1977, Ohio. Lydia Lee, seize ans, est une élève et une fille modèle. Elle est le grand espoir de son père, d'origine chinoise, qui projette sur elle ses rêves d'intégration, et de sa mère qui espère à travers elle accomplir ses ambitions professionnelles déçues. Mais à quoi rêve Lydia en secret? Lorsque la police découvre son corps au fond d'un lac, la famille Lee, en apparence si soudée, va affronter ses secrets les mieux gardés...

Si j'avais beaucoup entendu parler de ce roman à succès, d'abord lors de sa sortie en VO, puis de sa parution française en grand format, je m'imaginais à tort qu'il s'agissait d'un thriller. En réalité, dans "Tout ce qu'on ne s'est jamais dit", le suspense est plutôt d'ordre psychologique. On est assez vite fixé sur les circonstances probables de la mort de Lydia, de sorte que la problématique réelle consiste à démontrer comment on en est arrivé là.

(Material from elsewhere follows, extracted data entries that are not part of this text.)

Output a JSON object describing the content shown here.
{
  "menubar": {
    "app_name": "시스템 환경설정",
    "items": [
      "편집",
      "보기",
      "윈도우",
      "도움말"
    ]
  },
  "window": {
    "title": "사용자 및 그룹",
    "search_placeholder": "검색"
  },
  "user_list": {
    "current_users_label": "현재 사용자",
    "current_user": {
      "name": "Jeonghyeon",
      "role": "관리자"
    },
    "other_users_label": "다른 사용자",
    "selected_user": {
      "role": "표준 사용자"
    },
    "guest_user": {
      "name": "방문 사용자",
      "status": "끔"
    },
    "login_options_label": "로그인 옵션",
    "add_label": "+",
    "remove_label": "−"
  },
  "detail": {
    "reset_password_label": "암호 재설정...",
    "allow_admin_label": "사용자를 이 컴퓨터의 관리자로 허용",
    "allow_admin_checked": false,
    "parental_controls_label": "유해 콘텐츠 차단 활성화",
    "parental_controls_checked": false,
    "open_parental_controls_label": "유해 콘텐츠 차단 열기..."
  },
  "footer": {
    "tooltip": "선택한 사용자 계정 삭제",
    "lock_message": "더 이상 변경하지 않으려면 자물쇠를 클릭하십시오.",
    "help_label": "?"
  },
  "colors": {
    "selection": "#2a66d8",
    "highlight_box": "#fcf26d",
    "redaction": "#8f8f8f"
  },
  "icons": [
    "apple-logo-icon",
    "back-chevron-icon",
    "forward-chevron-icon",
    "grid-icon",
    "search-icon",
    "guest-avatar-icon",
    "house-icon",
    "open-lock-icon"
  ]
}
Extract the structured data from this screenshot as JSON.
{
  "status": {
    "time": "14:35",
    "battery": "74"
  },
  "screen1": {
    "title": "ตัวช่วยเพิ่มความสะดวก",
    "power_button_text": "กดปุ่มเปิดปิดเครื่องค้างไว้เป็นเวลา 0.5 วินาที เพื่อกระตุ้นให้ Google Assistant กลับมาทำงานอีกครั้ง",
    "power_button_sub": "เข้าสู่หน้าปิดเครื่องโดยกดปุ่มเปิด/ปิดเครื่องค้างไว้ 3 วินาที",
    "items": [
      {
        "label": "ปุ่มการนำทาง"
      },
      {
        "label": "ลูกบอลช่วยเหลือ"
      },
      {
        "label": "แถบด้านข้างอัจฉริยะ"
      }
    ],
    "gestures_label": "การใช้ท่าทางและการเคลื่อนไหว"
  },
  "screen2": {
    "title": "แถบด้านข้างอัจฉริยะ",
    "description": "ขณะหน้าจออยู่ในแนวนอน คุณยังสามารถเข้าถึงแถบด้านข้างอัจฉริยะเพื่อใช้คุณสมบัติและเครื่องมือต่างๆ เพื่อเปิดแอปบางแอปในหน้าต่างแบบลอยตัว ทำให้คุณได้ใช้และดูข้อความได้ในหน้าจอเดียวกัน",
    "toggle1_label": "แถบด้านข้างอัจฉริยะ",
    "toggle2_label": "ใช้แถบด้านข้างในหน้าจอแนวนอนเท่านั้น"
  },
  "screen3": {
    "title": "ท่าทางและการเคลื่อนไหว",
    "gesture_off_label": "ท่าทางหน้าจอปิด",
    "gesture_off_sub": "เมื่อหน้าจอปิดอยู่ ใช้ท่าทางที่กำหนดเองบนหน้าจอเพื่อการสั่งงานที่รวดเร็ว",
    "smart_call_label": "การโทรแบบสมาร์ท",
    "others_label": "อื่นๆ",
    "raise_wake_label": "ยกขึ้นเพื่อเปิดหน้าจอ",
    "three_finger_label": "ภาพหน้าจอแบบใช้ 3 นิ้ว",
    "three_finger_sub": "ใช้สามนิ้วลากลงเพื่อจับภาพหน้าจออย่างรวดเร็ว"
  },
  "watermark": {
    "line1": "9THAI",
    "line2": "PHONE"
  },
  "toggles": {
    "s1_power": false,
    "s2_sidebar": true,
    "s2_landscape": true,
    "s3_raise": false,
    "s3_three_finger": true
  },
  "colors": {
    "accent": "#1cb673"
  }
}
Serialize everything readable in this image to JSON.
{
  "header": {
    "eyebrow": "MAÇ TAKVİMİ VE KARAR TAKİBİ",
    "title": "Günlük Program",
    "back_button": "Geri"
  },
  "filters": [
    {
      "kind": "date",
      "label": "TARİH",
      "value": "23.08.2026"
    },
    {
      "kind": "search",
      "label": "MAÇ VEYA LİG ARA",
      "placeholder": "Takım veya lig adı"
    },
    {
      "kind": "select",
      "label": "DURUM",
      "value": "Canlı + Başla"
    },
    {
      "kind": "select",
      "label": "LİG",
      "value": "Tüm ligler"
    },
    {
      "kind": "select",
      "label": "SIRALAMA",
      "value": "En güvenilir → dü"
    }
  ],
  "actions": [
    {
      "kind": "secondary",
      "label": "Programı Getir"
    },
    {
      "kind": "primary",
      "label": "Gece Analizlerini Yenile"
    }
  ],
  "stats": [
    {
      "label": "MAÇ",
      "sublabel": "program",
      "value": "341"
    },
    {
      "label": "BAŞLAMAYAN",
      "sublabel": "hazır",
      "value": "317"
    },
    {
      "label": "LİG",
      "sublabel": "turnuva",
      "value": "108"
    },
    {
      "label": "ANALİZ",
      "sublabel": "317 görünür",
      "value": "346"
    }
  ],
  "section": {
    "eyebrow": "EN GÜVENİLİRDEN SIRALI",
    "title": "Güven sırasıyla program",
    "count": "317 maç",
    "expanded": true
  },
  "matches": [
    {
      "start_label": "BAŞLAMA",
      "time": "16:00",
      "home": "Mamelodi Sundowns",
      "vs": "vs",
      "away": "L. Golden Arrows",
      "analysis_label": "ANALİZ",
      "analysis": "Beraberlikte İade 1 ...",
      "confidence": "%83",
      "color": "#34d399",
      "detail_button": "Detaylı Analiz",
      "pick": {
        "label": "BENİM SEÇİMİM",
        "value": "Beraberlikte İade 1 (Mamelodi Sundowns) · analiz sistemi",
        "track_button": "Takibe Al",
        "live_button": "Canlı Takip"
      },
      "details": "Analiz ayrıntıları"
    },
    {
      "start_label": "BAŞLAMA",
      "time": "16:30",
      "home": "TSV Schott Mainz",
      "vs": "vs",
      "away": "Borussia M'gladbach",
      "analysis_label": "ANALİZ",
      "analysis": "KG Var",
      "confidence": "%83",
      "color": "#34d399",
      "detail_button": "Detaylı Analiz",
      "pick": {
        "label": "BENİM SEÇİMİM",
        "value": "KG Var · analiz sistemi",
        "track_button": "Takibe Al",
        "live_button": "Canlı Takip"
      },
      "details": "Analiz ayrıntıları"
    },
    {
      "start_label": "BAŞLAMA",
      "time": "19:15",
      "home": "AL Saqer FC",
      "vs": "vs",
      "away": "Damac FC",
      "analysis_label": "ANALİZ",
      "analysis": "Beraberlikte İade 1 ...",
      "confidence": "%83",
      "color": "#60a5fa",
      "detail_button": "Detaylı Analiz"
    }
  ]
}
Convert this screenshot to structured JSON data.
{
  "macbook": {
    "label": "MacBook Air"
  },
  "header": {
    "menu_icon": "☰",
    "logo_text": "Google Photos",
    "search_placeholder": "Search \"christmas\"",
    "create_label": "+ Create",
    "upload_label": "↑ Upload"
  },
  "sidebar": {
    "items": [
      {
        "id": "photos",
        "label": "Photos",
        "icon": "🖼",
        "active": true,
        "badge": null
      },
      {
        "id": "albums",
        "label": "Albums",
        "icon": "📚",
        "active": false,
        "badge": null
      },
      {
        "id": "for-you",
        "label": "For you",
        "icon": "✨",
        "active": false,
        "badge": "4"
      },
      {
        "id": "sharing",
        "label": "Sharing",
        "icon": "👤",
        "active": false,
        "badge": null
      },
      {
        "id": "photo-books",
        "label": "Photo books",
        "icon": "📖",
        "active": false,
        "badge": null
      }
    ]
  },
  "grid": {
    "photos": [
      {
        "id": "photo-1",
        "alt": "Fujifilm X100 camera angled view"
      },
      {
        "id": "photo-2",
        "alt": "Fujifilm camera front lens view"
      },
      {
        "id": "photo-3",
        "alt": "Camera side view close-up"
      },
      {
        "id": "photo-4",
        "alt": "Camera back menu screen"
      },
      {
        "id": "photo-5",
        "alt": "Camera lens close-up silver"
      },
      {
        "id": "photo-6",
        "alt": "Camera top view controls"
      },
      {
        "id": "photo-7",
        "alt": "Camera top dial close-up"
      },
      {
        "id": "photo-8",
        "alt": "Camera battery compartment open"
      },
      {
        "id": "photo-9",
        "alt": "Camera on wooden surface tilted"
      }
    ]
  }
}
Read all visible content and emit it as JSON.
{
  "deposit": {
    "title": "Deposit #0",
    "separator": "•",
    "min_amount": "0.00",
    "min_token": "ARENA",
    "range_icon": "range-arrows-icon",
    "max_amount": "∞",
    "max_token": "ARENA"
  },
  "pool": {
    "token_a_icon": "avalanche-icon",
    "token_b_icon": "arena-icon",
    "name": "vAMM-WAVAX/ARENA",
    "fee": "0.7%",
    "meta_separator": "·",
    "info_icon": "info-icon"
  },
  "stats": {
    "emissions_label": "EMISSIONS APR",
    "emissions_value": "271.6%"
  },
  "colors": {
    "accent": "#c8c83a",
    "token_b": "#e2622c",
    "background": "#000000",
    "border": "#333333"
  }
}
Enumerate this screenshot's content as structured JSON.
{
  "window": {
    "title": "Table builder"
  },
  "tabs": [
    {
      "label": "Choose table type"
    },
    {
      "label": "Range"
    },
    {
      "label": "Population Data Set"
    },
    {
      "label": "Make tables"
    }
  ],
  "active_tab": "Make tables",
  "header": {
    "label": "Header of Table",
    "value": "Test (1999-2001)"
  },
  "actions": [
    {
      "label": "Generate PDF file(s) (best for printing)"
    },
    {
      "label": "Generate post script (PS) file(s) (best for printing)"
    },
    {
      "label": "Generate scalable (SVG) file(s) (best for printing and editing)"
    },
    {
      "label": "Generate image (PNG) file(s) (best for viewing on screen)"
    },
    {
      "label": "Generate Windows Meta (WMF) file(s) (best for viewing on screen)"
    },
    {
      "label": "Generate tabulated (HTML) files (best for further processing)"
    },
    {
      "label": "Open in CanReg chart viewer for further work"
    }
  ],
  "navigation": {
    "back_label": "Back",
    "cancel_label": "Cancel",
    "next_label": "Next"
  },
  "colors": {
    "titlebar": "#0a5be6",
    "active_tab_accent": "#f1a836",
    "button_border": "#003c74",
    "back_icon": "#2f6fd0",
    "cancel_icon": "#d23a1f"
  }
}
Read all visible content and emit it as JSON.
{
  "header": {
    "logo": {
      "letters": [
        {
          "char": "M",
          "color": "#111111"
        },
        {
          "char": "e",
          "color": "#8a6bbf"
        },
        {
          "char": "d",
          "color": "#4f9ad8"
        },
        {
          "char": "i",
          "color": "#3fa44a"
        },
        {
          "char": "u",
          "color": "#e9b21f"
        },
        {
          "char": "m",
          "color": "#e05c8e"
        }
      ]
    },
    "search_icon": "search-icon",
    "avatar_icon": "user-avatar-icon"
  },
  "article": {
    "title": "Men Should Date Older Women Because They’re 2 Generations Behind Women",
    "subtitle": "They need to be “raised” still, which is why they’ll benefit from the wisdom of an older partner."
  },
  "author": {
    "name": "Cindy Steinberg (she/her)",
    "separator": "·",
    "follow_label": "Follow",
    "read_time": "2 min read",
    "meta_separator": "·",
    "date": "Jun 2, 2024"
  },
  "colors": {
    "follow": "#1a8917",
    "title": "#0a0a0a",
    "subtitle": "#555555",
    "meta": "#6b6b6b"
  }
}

L'auteur procède par flashbacks qui auscultent les blessures intimes des parents à travers leur propre jeunesse, les circonstances de leur mariage et la naissance de chacun de leurs trois enfants. Elle démonte habilement l'implacable mécanique qui pousse James et Marilyn à ignorer leur fils aîné Nathan - pourtant un élève brillant - et leur petite dernière Hannah - toujours si discrète - pour placer sur les épaules de Lydia une pression que celle-ci n'a pas réclamée et dont elle souffre malgré son statut d'enfant préférée. C'est ainsi qu'une famille qui, en apparence, a tout pour être heureuse est gangrénée jusqu'à la moelle par les non-dits accumulés au fil des ans. Jusqu'au drame.

J'ajoute que ce roman bénéficie d'une belle écriture et d'une traduction fluide qui font défiler les pages toutes seules. Dans l'ensemble, une lecture très prenante.

mercredi 26 avril 2017

Concours "5 mondes T1: Le guerrier de sable": la gagnante!



C'est donc Dcerisier qui remporte le livre cette fois. 

Envoie-moi tes coordonnées postales le plus rapidement possible à: leroseetlenoir@hotmail.com

Merci à toutes pour votre participation, et à bientôt pour d'autres concours!

dimanche 23 avril 2017

"Chaussette" (Loïc Clément/Anne Montel)


Chaussette, c'est la voisine de Merlin qui avait du mal à prononcer son vrai prénom (Josette) quand il était petit. Elle vit seule avec son chien Dagobert et, chaque jour, observe une routine tellement précise qu'on pourrait régler une horloge dessus. Jusqu'au matin où, seule pour une fois, la vieille dame commence à se comporter très bizarrement. Merlin la suit pour tenter d'élucider le mystère...

Sur un thème aussi potentiellement déprimant que la solitude des personnes âgées, il aurait été facile de faire une bédé larmoyante ou moralisatrice. Mais le talent des auteurs de "Chaussette", c'est justement d'aborder tous les sujets avec une tendresse pudique qui n'exclut jamais la fantaisie et fait de leurs ouvrages un régal pour les petits comme pour les grands.

Les lecteurs fidèles et attentifs seront récompensés par des apparitions de personnages ou des allusions graphiques à d'autres oeuvres du duo Clément-Montel, qui un livre après l'autre tisse un univers plein de douceur et d'humanité dans lequel on rêverait de vivre. Je vous dirais bien d'acheter cet album les yeux fermés, mais ça ne serait probablement pas le meilleur moyen d'en profiter!